Polskie dziewczyny odnoszą sukcesy w sporcie, bo są bardziej egoistyczne niż mężczyźni
Viagrą dla społeczeństwa można nazwać złoty medal polskich siatkarek na mistrzostwach Europy w Turcji. Dlaczego polskie dziewczyny zaczynają odnosić większe sukcesy w sporcie niż mężczyźni, szczególnie w sportach zespołowych? Oprócz złotego medalu siatkarek mamy czwarte miejsce koszykarek na mistrzostwach Europy (mimo narzekania na ten wynik, o takim miejscu mężczyźni mogą tylko marzyć). A cztery lata temu polskie koszykarki były mistrzyniami Europy. Wielkim pasmem sukcesów są kolejne występy drużyny naszych florecistek. Blisko światowej czołówki są piłkarki ręczne, postępy robią hokeistki na trawie i futbolistki. Do tego dochodzą zwycięstwa w sportach indywidualnych. Otylia Jędrzejczak wywalczyła złoto i sreb-ro na mistrzostwach świata w pływaniu, Agata Wróbel
- złoto na mistrzostwach świata w podnoszeniu ciężarów.
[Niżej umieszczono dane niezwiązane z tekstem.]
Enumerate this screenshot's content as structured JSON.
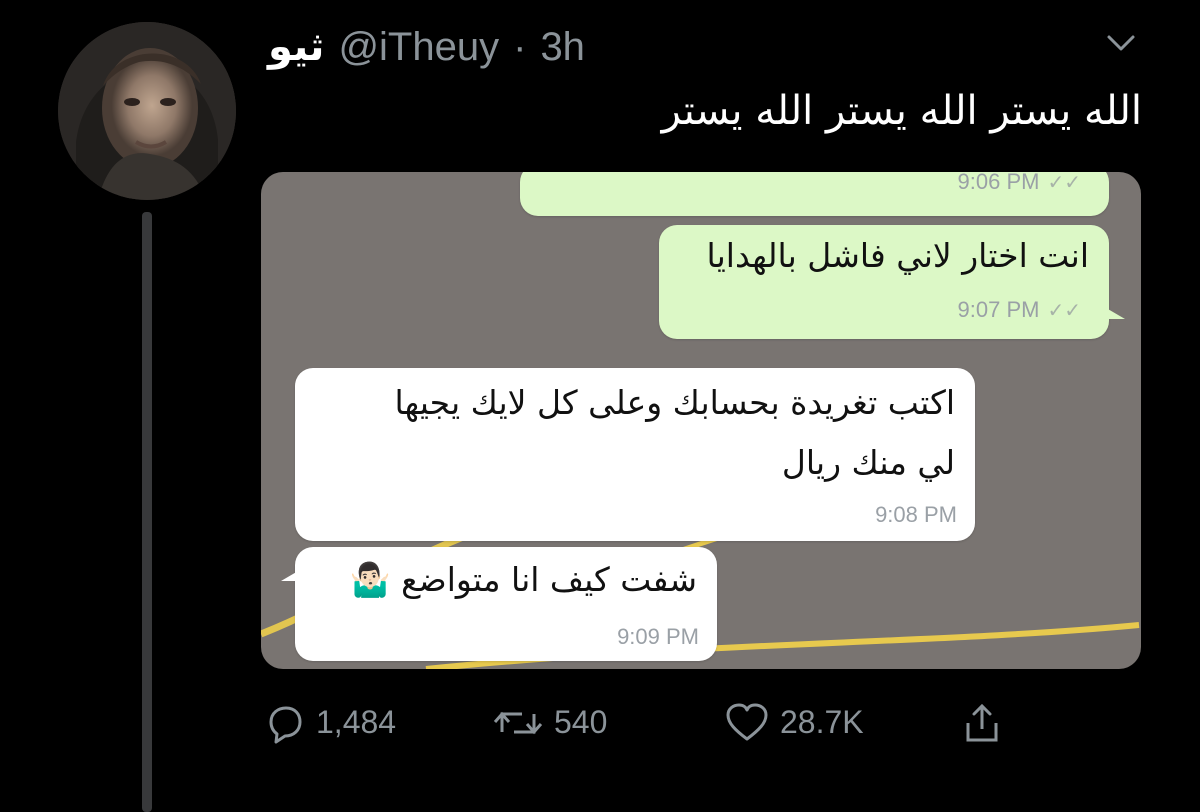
{
  "tweet": {
    "display_name": "ثيو",
    "handle": "@iTheuy",
    "separator": "·",
    "time": "3h",
    "text": "الله يستر الله يستر الله يستر",
    "avatar_icon": "avatar-portrait",
    "menu_icon": "chevron-down-icon"
  },
  "chat": {
    "messages": [
      {
        "direction": "outgoing",
        "text": "",
        "time": "9:06 PM",
        "ticks": "✓✓"
      },
      {
        "direction": "outgoing",
        "text": "انت اختار لاني فاشل بالهدايا",
        "time": "9:07 PM",
        "ticks": "✓✓"
      },
      {
        "direction": "incoming",
        "lines": [
          "اكتب تغريدة بحسابك وعلى كل لايك يجيها",
          "لي منك ريال"
        ],
        "time": "9:08 PM"
      },
      {
        "direction": "incoming",
        "text": "شفت كيف انا متواضع 🤷🏻‍♂️",
        "time": "9:09 PM"
      }
    ]
  },
  "actions": {
    "reply_count": "1,484",
    "retweet_count": "540",
    "like_count": "28.7K",
    "reply_icon": "reply-icon",
    "retweet_icon": "retweet-icon",
    "like_icon": "heart-icon",
    "share_icon": "share-icon"
  },
  "colors": {
    "background": "#000000",
    "muted_text": "#8b9399",
    "outgoing_bubble": "#dcf8c6",
    "incoming_bubble": "#ffffff",
    "chat_background": "#797471"
  }
}
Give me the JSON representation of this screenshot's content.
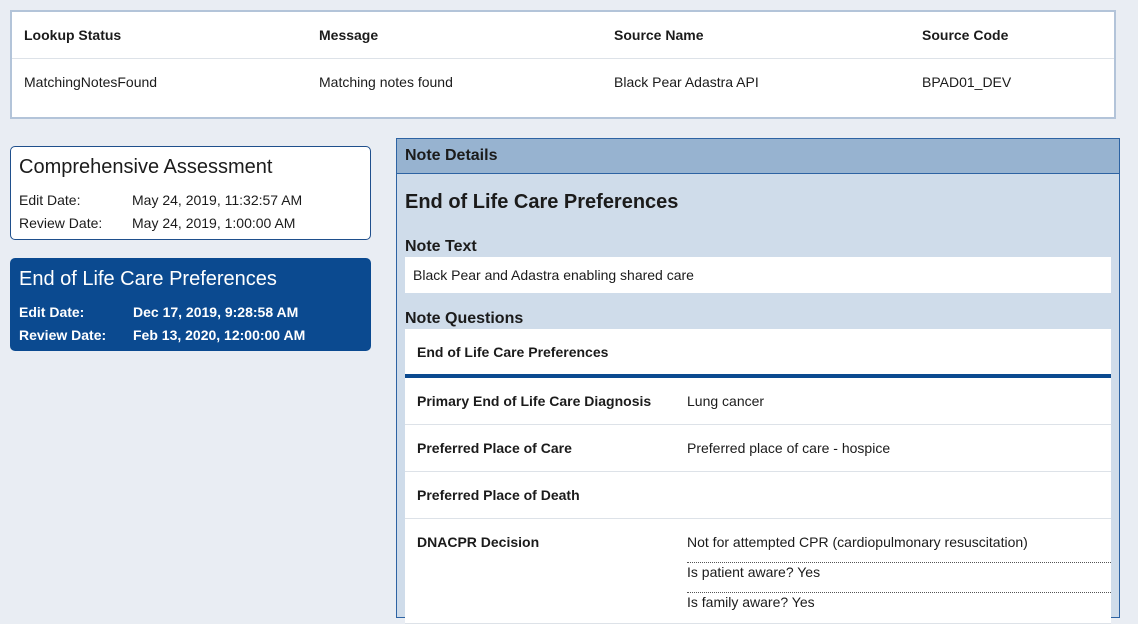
{
  "lookup": {
    "headers": [
      "Lookup Status",
      "Message",
      "Source Name",
      "Source Code"
    ],
    "values": [
      "MatchingNotesFound",
      "Matching notes found",
      "Black Pear Adastra API",
      "BPAD01_DEV"
    ]
  },
  "notes": [
    {
      "title": "Comprehensive Assessment",
      "edit_label": "Edit Date:",
      "edit_date": "May 24, 2019, 11:32:57 AM",
      "review_label": "Review Date:",
      "review_date": "May 24, 2019, 1:00:00 AM"
    },
    {
      "title": "End of Life Care Preferences",
      "edit_label": "Edit Date:",
      "edit_date": "Dec 17, 2019, 9:28:58 AM",
      "review_label": "Review Date:",
      "review_date": "Feb 13, 2020, 12:00:00 AM"
    }
  ],
  "details": {
    "header": "Note Details",
    "title": "End of Life Care Preferences",
    "note_text_label": "Note Text",
    "note_text": "Black Pear and Adastra enabling shared care",
    "questions_label": "Note Questions",
    "questions_header": "End of Life Care Preferences",
    "questions": [
      {
        "q": "Primary End of Life Care Diagnosis",
        "a": "Lung cancer"
      },
      {
        "q": "Preferred Place of Care",
        "a": "Preferred place of care - hospice"
      },
      {
        "q": "Preferred Place of Death",
        "a": ""
      },
      {
        "q": "DNACPR Decision",
        "answers": [
          "Not for attempted CPR (cardiopulmonary resuscitation)",
          "Is patient aware? Yes",
          "Is family aware? Yes"
        ]
      }
    ]
  },
  "colors": {
    "accent": "#0b4a90",
    "panel_bg": "#cfdcea",
    "panel_header": "#97b3d0"
  }
}
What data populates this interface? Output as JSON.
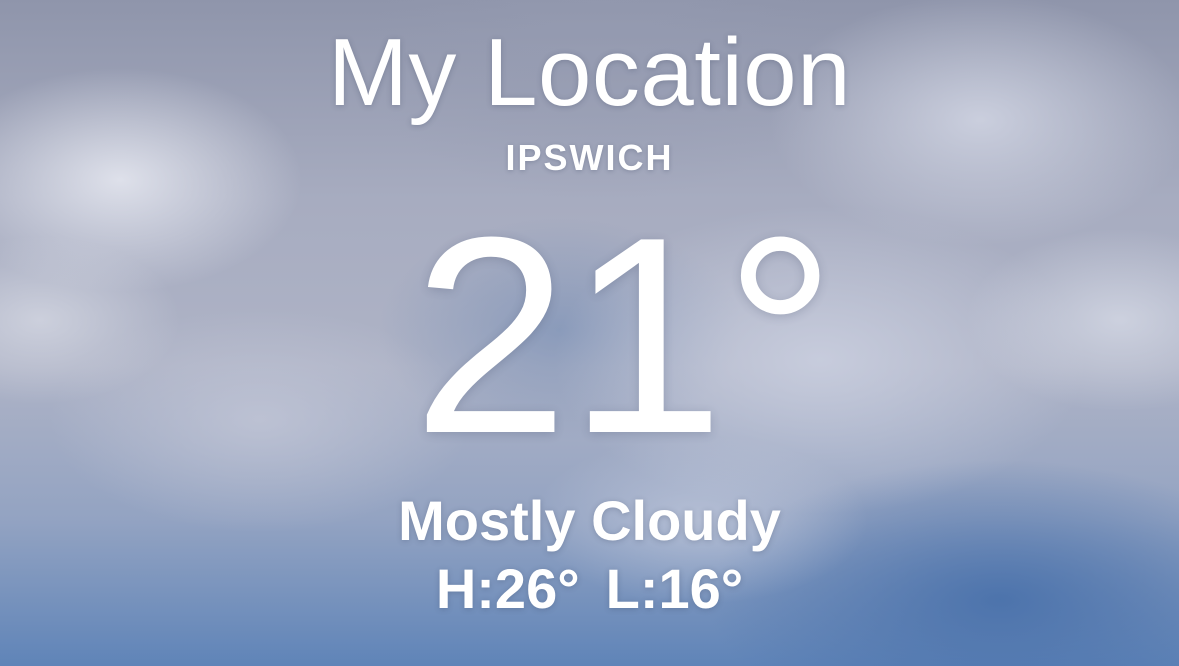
{
  "location": {
    "title": "My Location",
    "subtitle": "IPSWICH"
  },
  "current": {
    "temperature": "21°",
    "condition": "Mostly Cloudy",
    "high": "H:26°",
    "low": "L:16°"
  },
  "colors": {
    "text": "#ffffff",
    "sky_top": "#8f95ab",
    "sky_bottom": "#5f84b8"
  }
}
Agnieszka Rylik jest mistrzynią świata w zawodowym boksie w wadze lekkopółśredniej, a w wadze piórkowej tytuł mistrzyni świata należy do Iwony Guzowskiej. Mistrzynią olimpijską w strzelectwie jest Renata Mauer-Różańska, zaś mistrzynią świata w windsurfingu - Dorota Staszewska. A są jeszcze lekkoatletki: Kamila Skolimowska (mistrzyni olimpijska z Sydney), Monika Pyrek, Lidia Chojecka czy Grażyna Prokopek.
Wytrwała jak kobieta
Marzena Hercik, psycholog sportu w AWF w Krakowie, sukcesy kobiet w grach zespołowych tłumaczy ich większą skłonnością do poświęceń i - paradoksalnie - większym egoizmem! Jeśli trenerowi drużyny uda się ten egoizm połączyć z umiejętnościami, powstaje zgrany zespół. Kobiety wydają się też odporniejsze psychicznie niż mężczyźni i bardziej wytrwałe w dążeniu do sukcesu. Jeśli mają wyrazistego przywódcę, są mu bezwzględnie oddane, nie kontestują jego poleceń, łatwiej się mobilizują. Na podstawie badań mózgu ustalono, że kobiety lepiej wykonują zadania wymagające precyzyjnych czynności ruchowych, dlatego mają takie osiągnięcia w gimnastyce oraz sportach wymagających koordynacji, czyli na przykład w siatkówce. Za te umiejętności odpowiada lewa półkula mózgu, która u kobiet jest lepiej rozwinięta niż u mężczyzn.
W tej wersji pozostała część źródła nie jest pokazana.